Since May, Ethereum has outperformed bitcoin, largely due to the decentralized finance (DeFi) frenzy, which saw numerous DeFi tokens with unaudited code and sometimes anonymous founding teams, boom in price.

Some analysts even posited that the most recent rally in digital asset prices was initiated by Ethereum rather than bitcoin’s growing utilization as a store of value asset.

Unfortunately, last week, the macro environment changed when the dollar spiked unexpectedly and equity markets plunged the furthest since March. The sudden risk-off environment, coupled with the speculative fever provided the perfect kindling for a sharp sell-off in digital assets like $ETH.

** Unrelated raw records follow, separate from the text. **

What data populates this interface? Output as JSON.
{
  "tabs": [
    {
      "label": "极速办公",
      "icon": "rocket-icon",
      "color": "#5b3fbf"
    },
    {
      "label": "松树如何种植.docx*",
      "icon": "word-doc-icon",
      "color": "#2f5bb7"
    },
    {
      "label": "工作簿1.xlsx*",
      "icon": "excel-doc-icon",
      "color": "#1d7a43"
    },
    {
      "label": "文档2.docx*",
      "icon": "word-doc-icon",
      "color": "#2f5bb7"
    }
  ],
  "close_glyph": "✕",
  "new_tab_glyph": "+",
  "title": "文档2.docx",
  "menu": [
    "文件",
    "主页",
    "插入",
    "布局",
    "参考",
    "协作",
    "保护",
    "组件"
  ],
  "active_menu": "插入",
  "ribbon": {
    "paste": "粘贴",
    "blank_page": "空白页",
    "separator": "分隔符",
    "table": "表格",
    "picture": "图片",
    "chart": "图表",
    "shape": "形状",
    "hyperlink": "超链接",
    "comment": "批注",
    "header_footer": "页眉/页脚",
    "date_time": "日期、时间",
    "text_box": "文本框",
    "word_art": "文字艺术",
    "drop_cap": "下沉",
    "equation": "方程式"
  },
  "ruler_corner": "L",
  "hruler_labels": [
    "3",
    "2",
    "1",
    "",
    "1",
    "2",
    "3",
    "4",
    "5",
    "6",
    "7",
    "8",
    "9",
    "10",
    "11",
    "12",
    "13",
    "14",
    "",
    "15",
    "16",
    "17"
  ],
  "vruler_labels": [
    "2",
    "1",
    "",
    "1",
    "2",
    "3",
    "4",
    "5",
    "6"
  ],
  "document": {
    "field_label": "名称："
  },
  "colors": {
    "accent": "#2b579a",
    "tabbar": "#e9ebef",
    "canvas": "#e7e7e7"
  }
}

As mentioned in prior posts, the DeFi frenzy had a positive price feedback loop to $ETH, which would be disrupted when the “party” came to an end. Furthermore, anyone who has seen a speculative bubble before, especially those that witnessed the 2017 frenzy, knew that the DeFi bubble would end poorly. Enter — SushiSwap.

SushiSwap was founded by an anonymous individual, Chef Nomi, who forked the UniSwap decentralized exchange (DEX) and created a governance token called $SUSHI to bootstrap liquidity on the network. $SUSHI was one of the hottest tokens in DeFi, increasing from a $600,000 market cap to a peak of $285 million in two weeks.

Unfortunately, per Glassnode, “After repeatedly promising not to sell the 10% devshare portion of $SUSHI tokens, designed to fund the continuous development of the network, this Saturday, in a single transaction, Chef Nomi liquidated the developer wallet, netting 38,000 $ETH or nearly $12.5 million.”

News of the transaction caused the $SUSHI price to plummet from $4.12 to a low of $1.19, coupled with a public outcry that SushiSwap was an exit scam by Chef Nomi. However, Chef Nomi denies the allegations and likens his situation to when Charlie Lee sold his $LTC, i.e. sold in order to stop caring about price and instead focus on development.

Regardless of Chef Nomi’s true intentions, their actions may have irreparably damaged the SushiSwap project, which is weighing on Ethereum price.

For example, once macro uncertainty hit the markets and token prices dropped, DeFi speculators like Chef Nomi ran for the exits to preserve their capital which initiated further declines. The aforementioned panic selling reversed the previous feedback loop from positive to negative, thus the SushiSwap situation could have lingering consequences for the DeFi and Ethereum communities.

The fallout is still unfolding, but the Ethereum and DeFi communities are likely to take this lesson to heart and make the appropriate adjustments moving forward.

Only time will tell if the aforementioned adjustments are enough to re-initiate the roaring bull market seen over the previous 3 months.

Disclosure: The author owns bitcoin and ethereum.